« La musique ne doit jamais cesser de résonner dans le village ». Si les musiciens marocains de Joujouka ont emmené leurs airs d’influence soufie à Glastonbury, ils les perpétuent aussi chez eux, lors d’un festival confidentiel qui attire des passionnés du monde entier.
Il est une heure du matin lorsque 15 musiciens, vêtus d’épaisses djellabas en laine typiques de la région, entrent sur une scène dressée sous une grande tente caïdale, dans une cour bordée d’oliviers.
Dans la petite ville montagneuse de Jajouka, au nord du Maroc, le son strident des ghaytas (sorte de hautbois) enveloppé par le rythme saccadé des tbels (percussions) remplit l’espace, sans amplificateur ni haut-parleur.
La performance instrumentale hypnotique dure près de trois heures sans que le rythme ne baisse.

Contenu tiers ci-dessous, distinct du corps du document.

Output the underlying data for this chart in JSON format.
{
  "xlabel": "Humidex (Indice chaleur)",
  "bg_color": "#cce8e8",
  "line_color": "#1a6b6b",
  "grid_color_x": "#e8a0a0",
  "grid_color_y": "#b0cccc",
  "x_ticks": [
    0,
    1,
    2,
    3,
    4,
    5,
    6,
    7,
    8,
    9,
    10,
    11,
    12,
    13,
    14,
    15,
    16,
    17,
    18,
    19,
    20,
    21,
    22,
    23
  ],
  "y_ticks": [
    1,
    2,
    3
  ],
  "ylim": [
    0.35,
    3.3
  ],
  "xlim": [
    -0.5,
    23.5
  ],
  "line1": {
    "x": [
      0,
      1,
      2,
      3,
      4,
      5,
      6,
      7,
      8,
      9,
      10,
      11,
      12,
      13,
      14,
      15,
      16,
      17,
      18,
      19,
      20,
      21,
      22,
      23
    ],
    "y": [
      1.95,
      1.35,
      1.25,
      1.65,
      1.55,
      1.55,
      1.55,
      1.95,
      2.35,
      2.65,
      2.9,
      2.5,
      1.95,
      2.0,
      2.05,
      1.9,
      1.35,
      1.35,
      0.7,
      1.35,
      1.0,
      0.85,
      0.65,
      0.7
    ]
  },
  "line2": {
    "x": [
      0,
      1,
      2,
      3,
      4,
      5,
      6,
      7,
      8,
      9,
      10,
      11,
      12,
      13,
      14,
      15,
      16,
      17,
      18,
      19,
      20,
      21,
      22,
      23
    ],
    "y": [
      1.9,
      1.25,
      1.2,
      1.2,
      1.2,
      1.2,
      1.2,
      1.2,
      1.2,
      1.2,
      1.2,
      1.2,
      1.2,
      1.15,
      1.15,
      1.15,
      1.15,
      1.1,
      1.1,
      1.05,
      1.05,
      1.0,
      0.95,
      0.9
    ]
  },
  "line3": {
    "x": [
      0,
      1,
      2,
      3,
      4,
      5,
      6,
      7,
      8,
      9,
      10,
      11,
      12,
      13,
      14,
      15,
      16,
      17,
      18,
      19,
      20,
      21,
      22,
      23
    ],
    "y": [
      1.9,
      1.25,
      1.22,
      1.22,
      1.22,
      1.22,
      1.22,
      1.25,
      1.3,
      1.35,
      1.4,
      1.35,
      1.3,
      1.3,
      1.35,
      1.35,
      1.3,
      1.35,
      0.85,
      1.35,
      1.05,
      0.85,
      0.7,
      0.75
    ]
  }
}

Chaque printemps, les maîtres musiciens de Joujouka, dont la musique remonte à 4 000 ans selon la légende, accueillent une cinquantaine de personnes qui vivent au rythme de la musique et de la nature pendant trois jours.

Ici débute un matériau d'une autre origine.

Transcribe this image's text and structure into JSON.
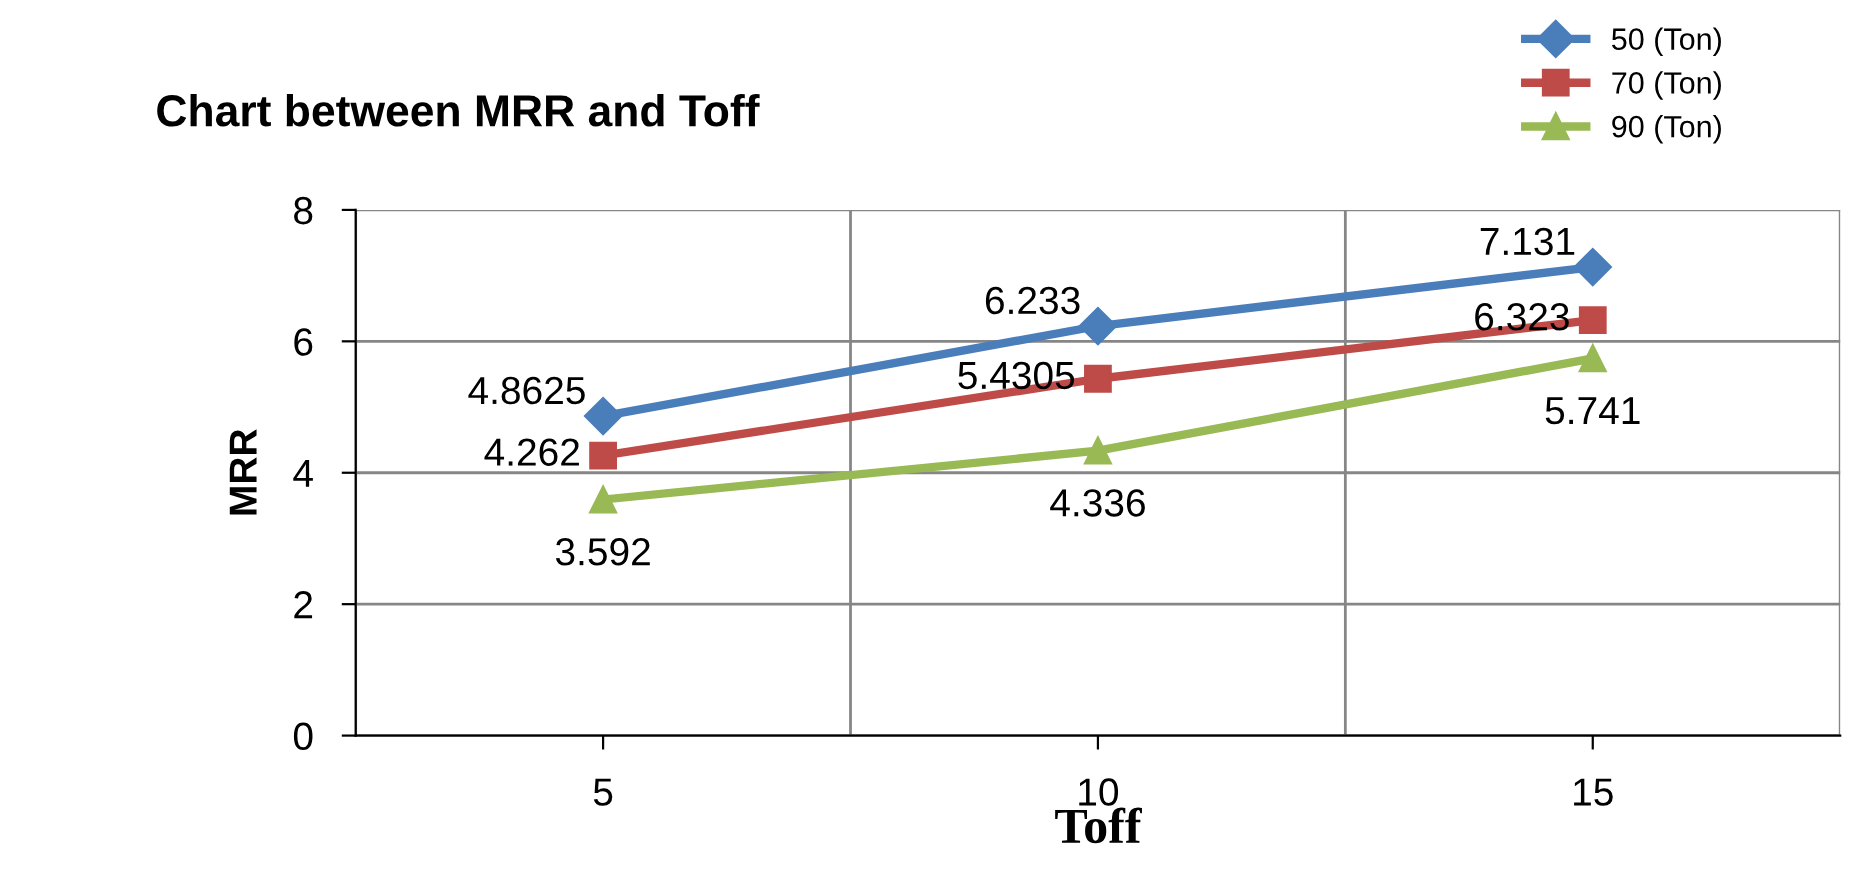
{
  "chart_data": {
    "type": "line",
    "title": "Chart between MRR and Toff",
    "xlabel": "Toff",
    "ylabel": "MRR",
    "categories": [
      "5",
      "10",
      "15"
    ],
    "series": [
      {
        "name": "50 (Ton)",
        "color": "#4a7ebb",
        "marker": "diamond",
        "values": [
          4.8625,
          6.233,
          7.131
        ]
      },
      {
        "name": "70 (Ton)",
        "color": "#be4b48",
        "marker": "square",
        "values": [
          4.262,
          5.4305,
          6.323
        ]
      },
      {
        "name": "90 (Ton)",
        "color": "#98b954",
        "marker": "triangle",
        "values": [
          3.592,
          4.336,
          5.741
        ]
      }
    ],
    "ylim": [
      0,
      8
    ],
    "yticks": [
      0,
      2,
      4,
      6,
      8
    ],
    "grid": true,
    "legend": "top right",
    "data_labels": true
  }
}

«C’est une expérience merveilleuse»confie à l’AFP John Egan, musicien originaire du Royaume-Uni, ancien membre du groupe de rock psychédélique Ozric Tentacles. « C’est une musique incroyablement puissante. Il est presque impossible d’avoir plusieurs musiciens jouant juste à ce rythme. ».
-Brian Jones-
La notoriété internationale du groupe revient au fondateur des Rolling Stones, Brian Jones, qui lui a dédié un album posthume : « Brian Jones présente les pipes de poêle chez Joujouka » (1971).
À l’été 1968, l’artiste, miné par les tensions avec ses acolytes des Stones, se rend au Maroc pour enregistrer en une nuit des musiciens du village de Jajouka.
Avant sa mort en 1969, la rockstar anglaise finalise l’album et choisit la pochette du disque, un tableau le représentant parmi les musiciens, de l’artiste marocain Mohamed Hamri.
Ce dernier, originaire du village, a joué un rôle déterminant dans les années 1950 en faisant sortir cette musique de l’anonymat auprès d’intellectuels et d’artistes étrangers comme Paul Bowles, Brion Gysin ou William Burroughs.
Cette notoriété a permis aux musiciens de parcourir le monde mais des désaccords ont conduit à une scission au début des années 1990 : il y a depuis les maîtres musiciens de Joujouka, et ceux de Jajouka — dirigés par le musicien marocain Bachir Attar — qui ne vivent plus à le village mais se produisent dans des spectacles.
« Cette musique s’est développée dans le monde parce qu’elle maintient quelque chose de vivant auquel les gens peuvent s’identifier, comme une ancienne connexion spirituelle »estime Frank Rynne, un Irlandais à l’origine du festival Joujouka en 2008, prévu cette année sur deux dates en raison de la forte demande.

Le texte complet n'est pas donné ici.